Le 26 août dernier, le gouvernement nigérien a saisi le bureau de l’Assemblée nationale pour autoriser la justice à vous arrêter, ce qui a provoqué votre fuite vers la France. Vous contester cette procédure. Pourquoi ?

Hama Amadou. La constitution dispose qu’un député ne peut être arrêté qu’après la levée de son immunité parlementaire. Mais hors session, le bureau de l’assemblée peut autoriser une telle arrestation. Les autorités ont donc isolé cette disposition au lieu d’en faire une lecture combinée avec les autres pour demander mon arrestation, hors session. C’était la solution idéale pour eux, car selon le règlement de l’Assemblée, pour lever l’immunité il faut obtenir les deux tiers des votes, ce qui leur est impossible. Hors session, il faut seulement obtenir la majorité simple des membres du bureau. Le procureur de la république a dressé sa requête à leur demande dans ces conditions le 16 juillet. Je précise qu’il a agit sans mandat du juge qui ne m’a ni convoqué, ni délivré de mandat d’arrêt à ce moment là.

Comment se sont précipités les évènements avant votre fuite ?

H. A. Lundi 25 août, Issoufou a convoqué les ministres du gouvernement dans son village à 600km de Niamey. Il a donné l’instruction de me faire arrêter avant le jeudi 28. Le lendemain, le premier ministre a convoqué un conseil des ministres extraordinaire. Et à la suite de cette réunion, le gouvernement a demandé à ce que je sois « mis à la disposition de la justice ». Dans la requête du procureur, on demande carrément mon « arrestation ». J’ai donc demandé qu’on convoque une session extraordinaire à l’Assemblée pour que la base juridique sur laquelle on compte m’arrêter soit examinée. Et j’ai saisi la cour constitutionnelle. Le premier ministre a demandé à ce qu’on fasse suite à ma requête concernant la session extraordinaire. Or, au lieu de m’adresser la correspondance à moi, le président de l’Assemblée nationale, il l’a adressée au premier vice président de l’Assemblée qui est de leur bord.

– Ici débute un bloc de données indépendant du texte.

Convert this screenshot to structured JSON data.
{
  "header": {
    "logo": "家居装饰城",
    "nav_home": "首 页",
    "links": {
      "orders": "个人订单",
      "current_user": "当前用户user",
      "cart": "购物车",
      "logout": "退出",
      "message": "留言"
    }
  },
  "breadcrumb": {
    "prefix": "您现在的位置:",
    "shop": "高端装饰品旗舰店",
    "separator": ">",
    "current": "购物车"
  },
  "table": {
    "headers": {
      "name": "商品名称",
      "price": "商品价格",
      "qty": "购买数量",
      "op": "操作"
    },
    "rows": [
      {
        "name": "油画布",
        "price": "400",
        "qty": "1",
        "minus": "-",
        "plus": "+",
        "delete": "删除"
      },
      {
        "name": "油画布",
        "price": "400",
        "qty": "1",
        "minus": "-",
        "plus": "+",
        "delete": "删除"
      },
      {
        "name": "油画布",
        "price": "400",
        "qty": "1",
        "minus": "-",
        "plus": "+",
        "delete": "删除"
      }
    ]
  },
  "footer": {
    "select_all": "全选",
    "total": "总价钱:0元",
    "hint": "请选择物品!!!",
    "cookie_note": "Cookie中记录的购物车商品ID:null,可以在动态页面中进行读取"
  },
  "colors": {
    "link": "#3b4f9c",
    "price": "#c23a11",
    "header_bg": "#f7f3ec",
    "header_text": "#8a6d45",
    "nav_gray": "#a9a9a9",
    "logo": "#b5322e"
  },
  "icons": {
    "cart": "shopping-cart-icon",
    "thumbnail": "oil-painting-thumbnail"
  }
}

Et une réunion du bureau de l’assemblée est organisée pour m’arrêter. Or, selon le règlement, c’est le président de l’Assemblée, c’est-à-dire moi, qui est en mesure convoquer une telle réunion. Bref, quand j’ai vu que l’indépendance des pouvoirs n’était plus respectée et que l’objectif était de m’arrêter avant jeudi comme ordonné par Issoufou j’ai décidé de partir.

Vous dites vous être également senti menacé de mort ?

H. A. Des informations me sont parvenues disant qu’on comptait se débarrasser de moi définitivement. Et une autre source m’a informé qu’on projetait de m’empoisonner, une fois enfermé dans une prison éloignée. Ce sont les informations que j’ai eues. Mais que ce soit vrai ou pas, ma sécurité n’est plus assurée au Niger. Les sociétés de sécurité privées ont même été menacées par le ministre de l’intérieur qui leur a donné l’ordre de me refuser leurs services ! Par ailleurs, plusieurs de mes proches ont été arrêtés. Tout cela juste parce qu’Issoufou ne veut pas se confronter à moi aux élections présidentielles de 2016.

Quelles ont été les conclusions de la Cour Constitutionnelle ?

H. A. Elle a répondu que conformément à ce que prévoit la Constitution, il est possible de demander l’arrestation d’un député. C’est inédit. Des constitutionnalistes nigériens sont sortis sur les antennes pour dire qu’on ne peut arrêter un député avant que la procédure de poursuite ne soit engagée. Or, pour cela, il faut d’abord lever l’immunité parlementaire. Cette interprétation validée par la Cour signifie, en gros, que tout député de l’opposition est susceptible d’être arrêté dès qu’on est hors session parlementaire.

Vous êtes accusé d’être impliqué dans une affaire de trafic de bébés achetés au Nigéria. Votre femme est actuellement détenue pour « supposition d’enfant »*, et vous êtes soupçonné de complicité. Avez-vous acheté des enfants au Nigéria ?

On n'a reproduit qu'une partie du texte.